The Raunchy R-Rated Version of ‘Enchanted’ We Missed Out On
When you think about it, Enchanted is sort of like the anti-Shrek, and not just because Amy Adams and Mike Myers are close to exact physical opposites. Whereas Shrek applied some real-world cynicism to a fairy tale world, Enchanted brought fairy tale logic to a real-world setting, resulting in stuff like a legit Disney musical number about sewer rats and cockroaches helping clean Patrick Dempsey's apartment. Sure, he probably had to have the place fumigated after that, but it was a nice gesture.
So it’s ironic that Enchanted was almost Shrek before Shrek. The original script, written by screenwriter Bill Kelly in the mid-1990s, has been described as “racier” and “more adult” than the final product. While it probably didn’t involve the displaced fairy tale princess performing any hardcore sex acts on camera, it was adult enough that Disney only agreed to purchase it via Touchstone Pictures, the label they used to release very non-Disney movies like Con Air or Pretty Woman.
The first thing the producers did upon buying this witty and original script for a reported $450,000 was, of course, fire the guy who came up with it and kick it over to half a dozen other writers. In the meantime, movies like American Pie and There’s Something About Mary brought the gross-out genre back into vogue, and the producers decided Enchanted needed to be like that, but with talking animal sidekicks or something.
According to director Kevin Lima, the “cynical” and “more R-rated” version of the movie included stuff like the protagonist meeting Dempsey’s character at a bachelor party after somehow falling in with some strippers. A few elements of the gross-out version were still present when the movie went into production, hence the deleted scene where the princess meets some NYC sex workers. They can be seen in the background of an early scene in the finished movie:
Lima, who also worked in movies like The Little Mermaid, Aladdin and A Goofy Movie, says it was his idea to turn Enchanted into a “love letter to Disney.” And, sure, this approach ended up doing pretty well ($340 million on an $85 million budget), but it's still interesting to imagine a world in which Enchanted was the original Shrek. If the idea was to emulate There’s Something About Mary, they could have even gotten Cameron Diaz to play the princess before Shrek did, and it isn’t that crazy to imagine a Mike Myers fresh off the success of Austin Powers as the schlub the princess falls in love with. Also: Eddie Murphy as, let's say, the talking chipmunk.

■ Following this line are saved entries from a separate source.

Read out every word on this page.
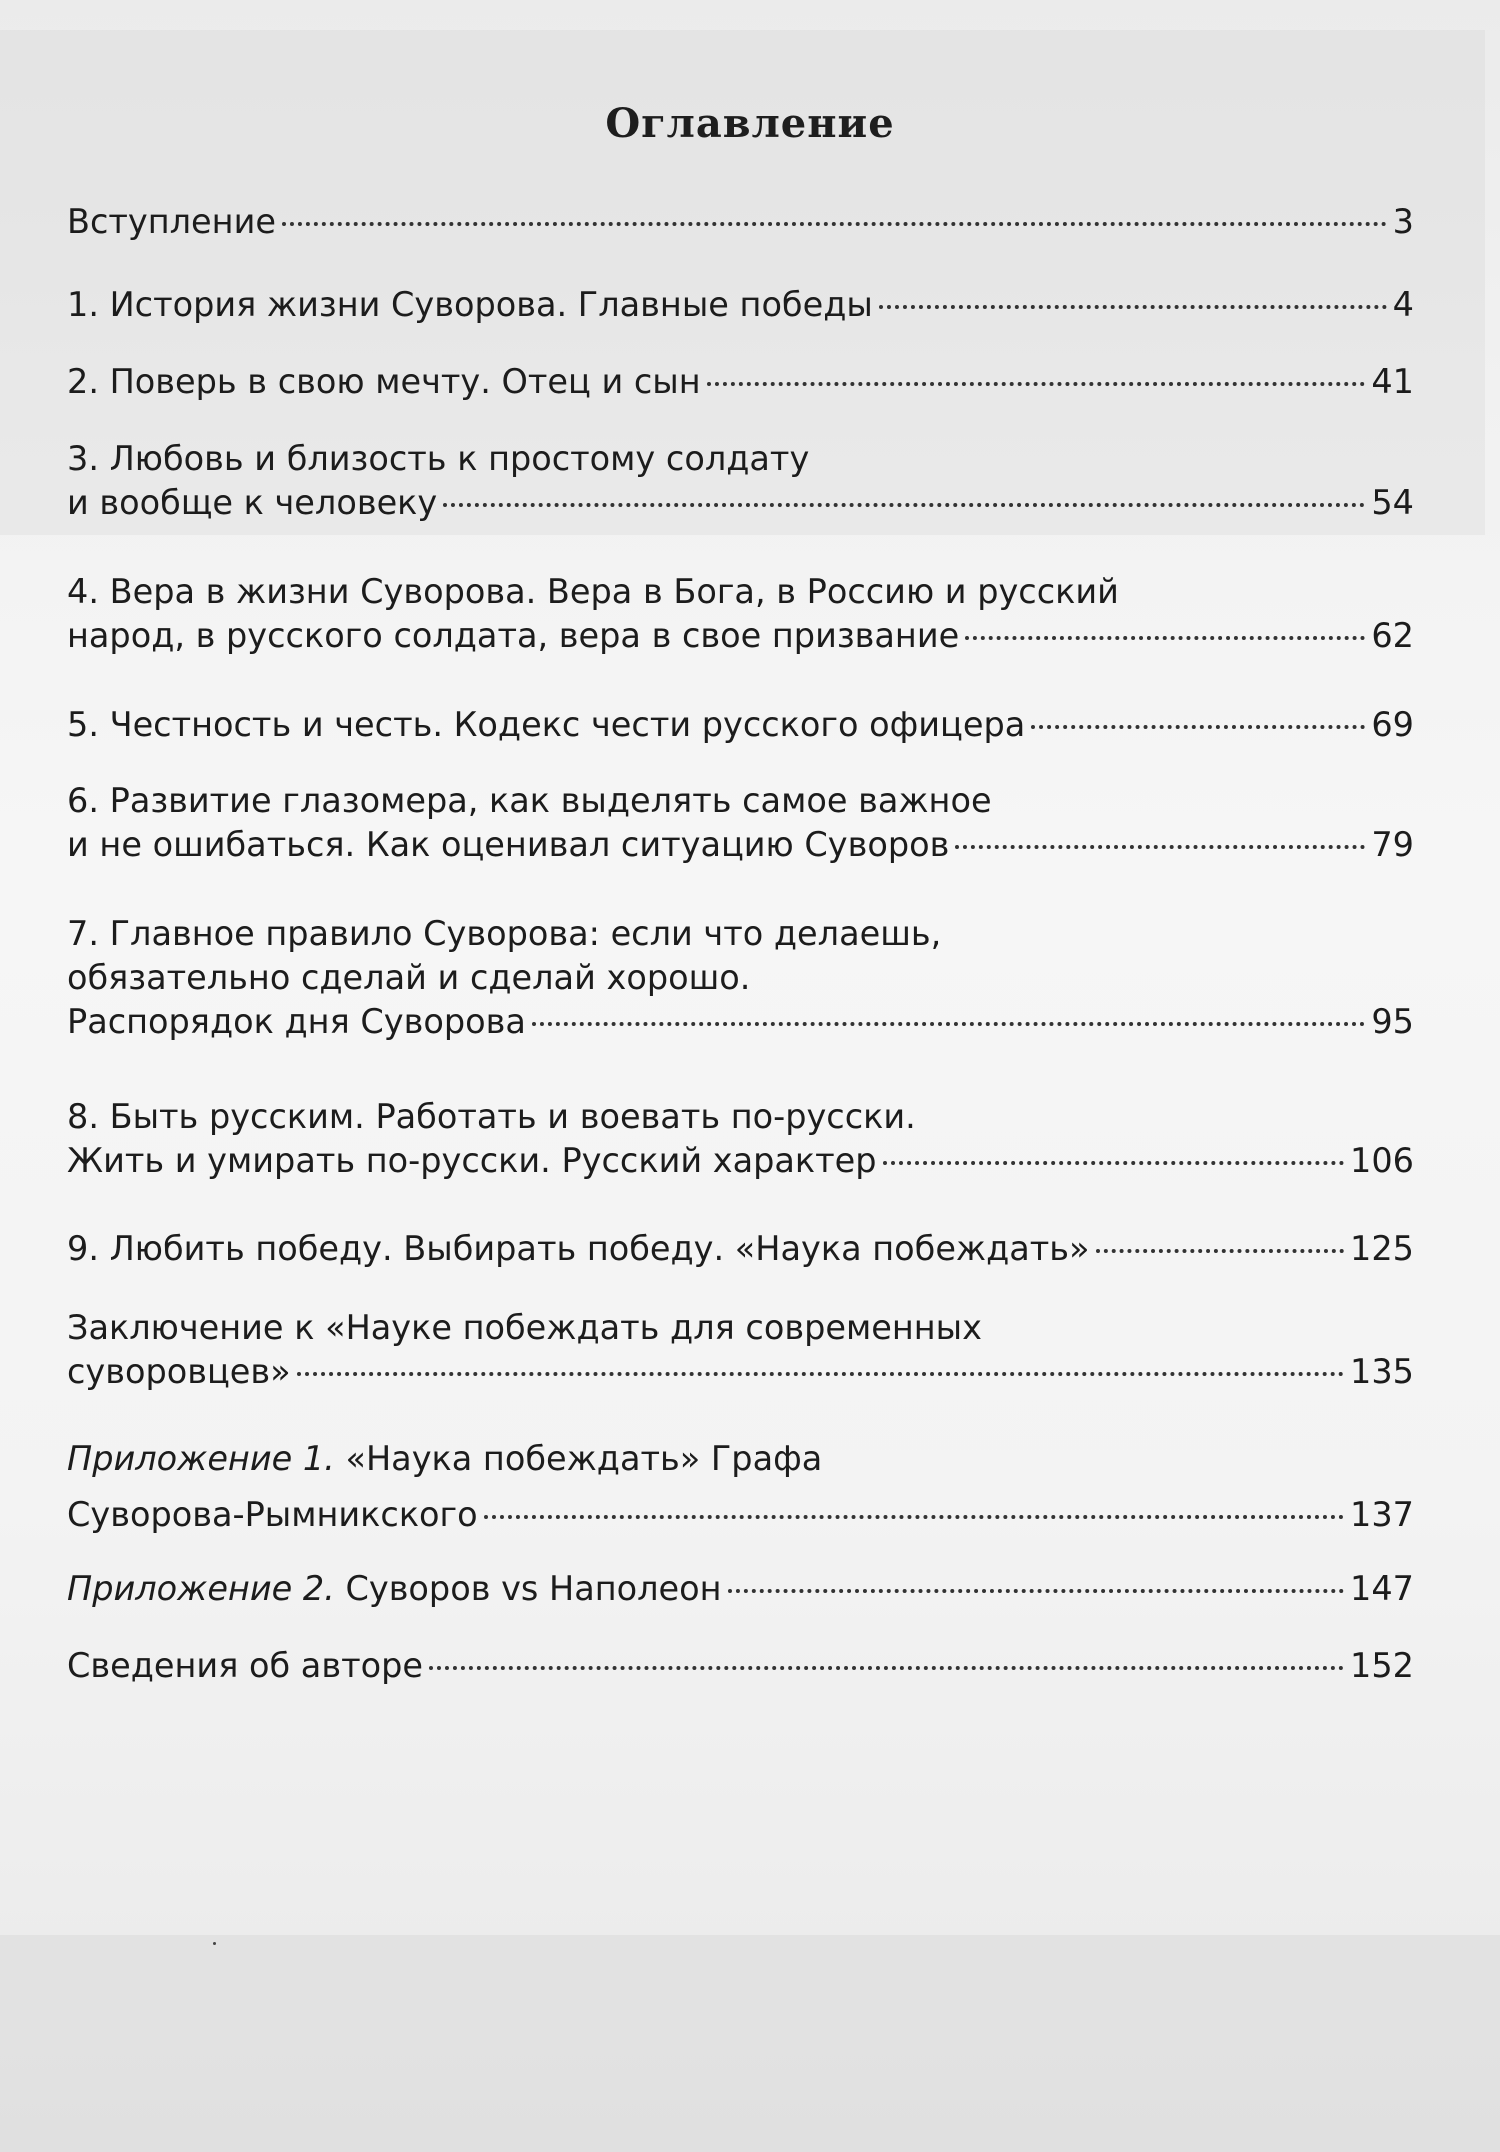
Оглавление
Вступление	3
1. История жизни Суворова. Главные победы	4
2. Поверь в свою мечту. Отец и сын	41
3. Любовь и близость к простому солдату
и вообще к человеку	54
4. Вера в жизни Суворова. Вера в Бога, в Россию и русский
народ, в русского солдата, вера в свое призвание	62
5. Честность и честь. Кодекс чести русского офицера	69
6. Развитие глазомера, как выделять самое важное
и не ошибаться. Как оценивал ситуацию Суворов	79
7. Главное правило Суворова: если что делаешь,
обязательно сделай и сделай хорошо.
Распорядок дня Суворова	95
8. Быть русским. Работать и воевать по-русски.
Жить и умирать по-русски. Русский характер	106
9. Любить победу. Выбирать победу. «Наука побеждать»	125
Заключение к «Науке побеждать для современных
суворовцев»	135
Приложение 1. «Наука побеждать» Графа
Суворова-Рымникского	137
Приложение 2. Суворов vs Наполеон	147
Сведения об авторе	152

On the other hand, one of the directors attached to the raunchy version of Enchanted was Hairspray’s Adam Shankman, who ended up directing Disenchanted — and reviews for the latter suggest this was not a good combination. Maybe the more accurate way to look at this is that Disney fans dodged a bullet that ricocheted for years and eventually hit them anyway a decade and a half later.